Few things are more distressing than trying to get some blogging done in the quiet of early morning and discovering that the Internet is down. Not permanently down: down until the power strip that the router is plugged into gets switched back on. Por desgracia, the router and its power strip are in Hermanita's room, which has a squeaky door, which means I had to sit and wait and knit until I could resurrect our network.

But sitting and knitting isn't such a bad thing. Side two (the piece that was knitted in the correct dimensions the first time) finished without a hitch.



I surprised myself with a moment of perspicacity: measure the ribbing on the first (wrong dimensions) piece--stretched to its greatest horizontal reach--then measure my own greatest horizontal reach and see how the two match up. Yes, this seems elementary. No, I don't know why I hadn't thought of doing such a thing until this project. Good thing I thought of it now: I discovered a shocking discrepancy in the two dimensions (we won't go into exact amounts), and went up a needle size for the ribbing on the second, correctly knitted piece.

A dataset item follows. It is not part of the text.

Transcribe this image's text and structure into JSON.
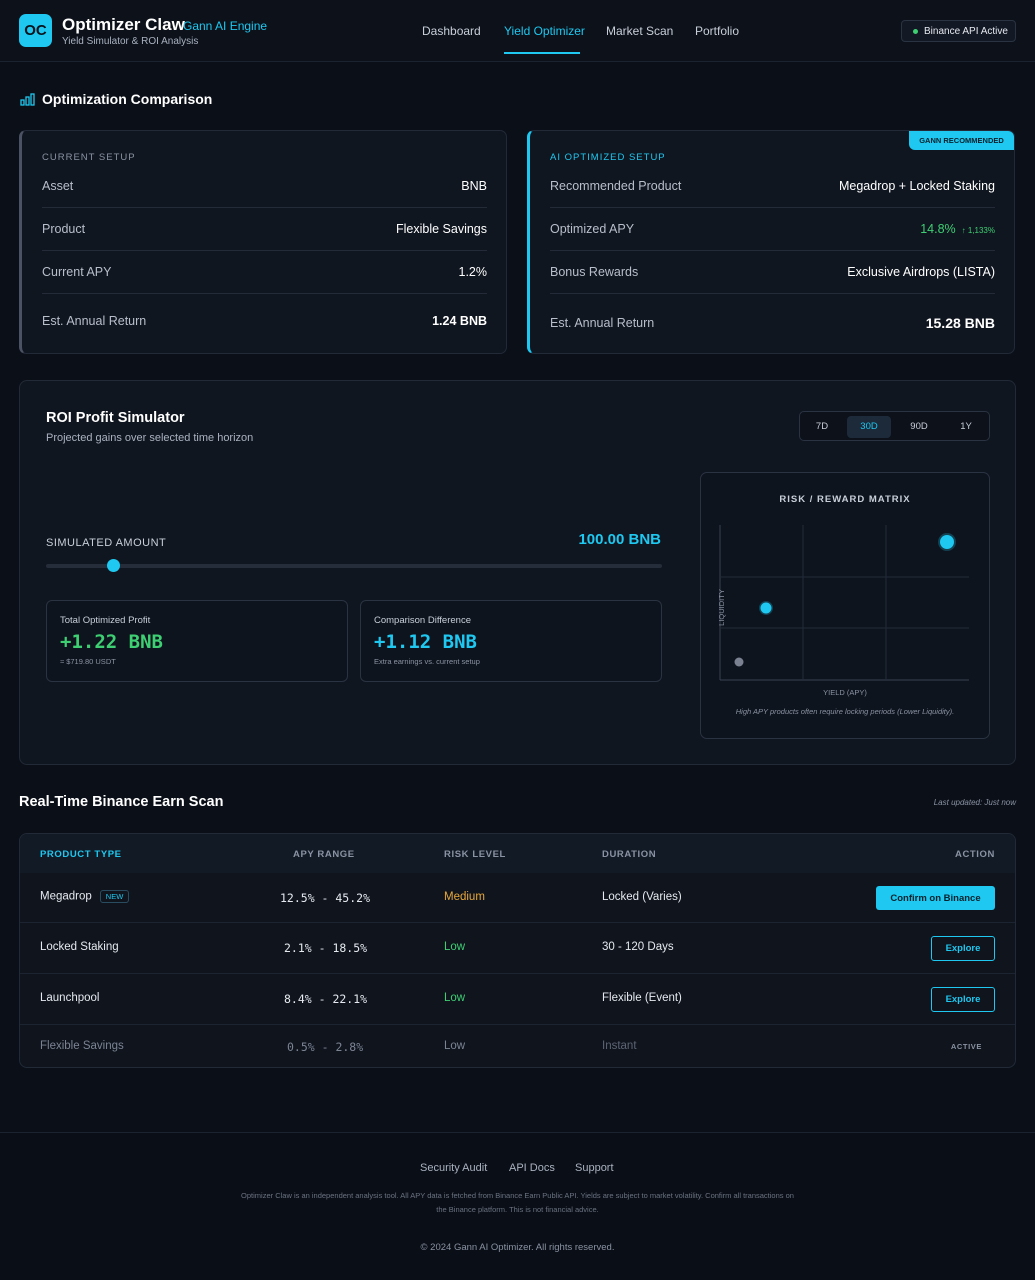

That pitfall avoided, it was time to rip into side one. For those of you who have never tried it, sewn bind off takes eons to pick out, and if you discover a need to do so it in black mohair, don't. After the BO, ripping back went quickly, and I was further surprised by how little remorse I felt as I pulled out a solid week of work. The yarn is looking a little frail and bedazzled by all the wear



Luckily, it's knitting up OK. Here's where I am as of this morning:



Handy-dandy sheep gauge/needle measure thrown in for scale. (I love that thing. It is worth every penny, and like all the best knitting tools, can function as a weapon in a pinch. Check out the feet.)

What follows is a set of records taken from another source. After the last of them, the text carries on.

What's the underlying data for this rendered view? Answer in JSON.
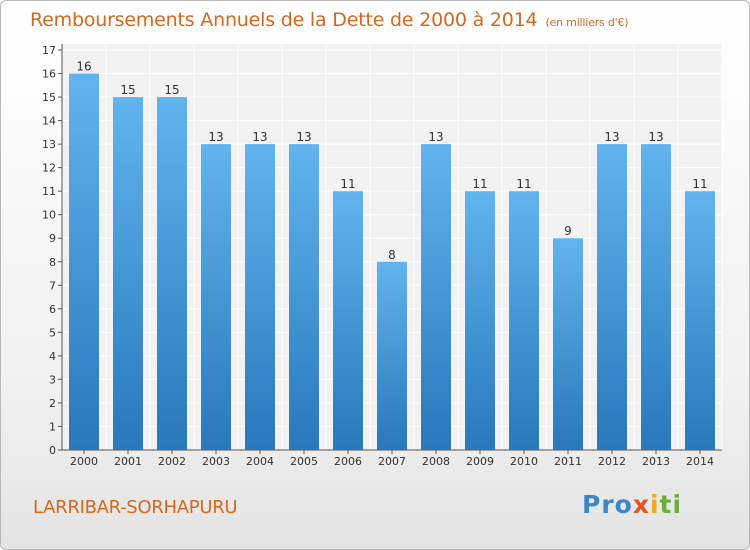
{
  "title": "Remboursements Annuels de la Dette de 2000 à 2014",
  "unit": "(en milliers d'€)",
  "commune": "LARRIBAR-SORHAPURU",
  "logo": {
    "p1": "Pro",
    "p2": "x",
    "p3": "i",
    "p4": "ti"
  },
  "colors": {
    "title": "#d2691e",
    "bar": "#4a9fe0"
  },
  "chart_data": {
    "type": "bar",
    "title": "Remboursements Annuels de la Dette de 2000 à 2014",
    "xlabel": "",
    "ylabel": "",
    "ylim": [
      0,
      17
    ],
    "yticks": [
      0,
      1,
      2,
      3,
      4,
      5,
      6,
      7,
      8,
      9,
      10,
      11,
      12,
      13,
      14,
      15,
      16,
      17
    ],
    "grid": true,
    "categories": [
      "2000",
      "2001",
      "2002",
      "2003",
      "2004",
      "2005",
      "2006",
      "2007",
      "2008",
      "2009",
      "2010",
      "2011",
      "2012",
      "2013",
      "2014"
    ],
    "values": [
      16,
      15,
      15,
      13,
      13,
      13,
      11,
      8,
      13,
      11,
      11,
      9,
      13,
      13,
      11
    ]
  }
}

Where is the anticipated conflict? Right here



The use of twice-knit yarn and adjusting the tension of one's hands to the tension of stitched roughly roused from their repose has resulted in a rough gauge. The picture hasn't caught the worst of it, but it's there. I see blocking on my horizon. Bleugh.

Things are looking up. The outlook is quite rosy. If this were a Jonathan Stroud novel, you would read those words with a sinking in the pit of your stomach, knowing that the mere fact that a character has thought that will doom them to tribulation in the following chapters. Despite just having finished Ptolemy's Gate, I still have my sights set on a Jane Austen ending.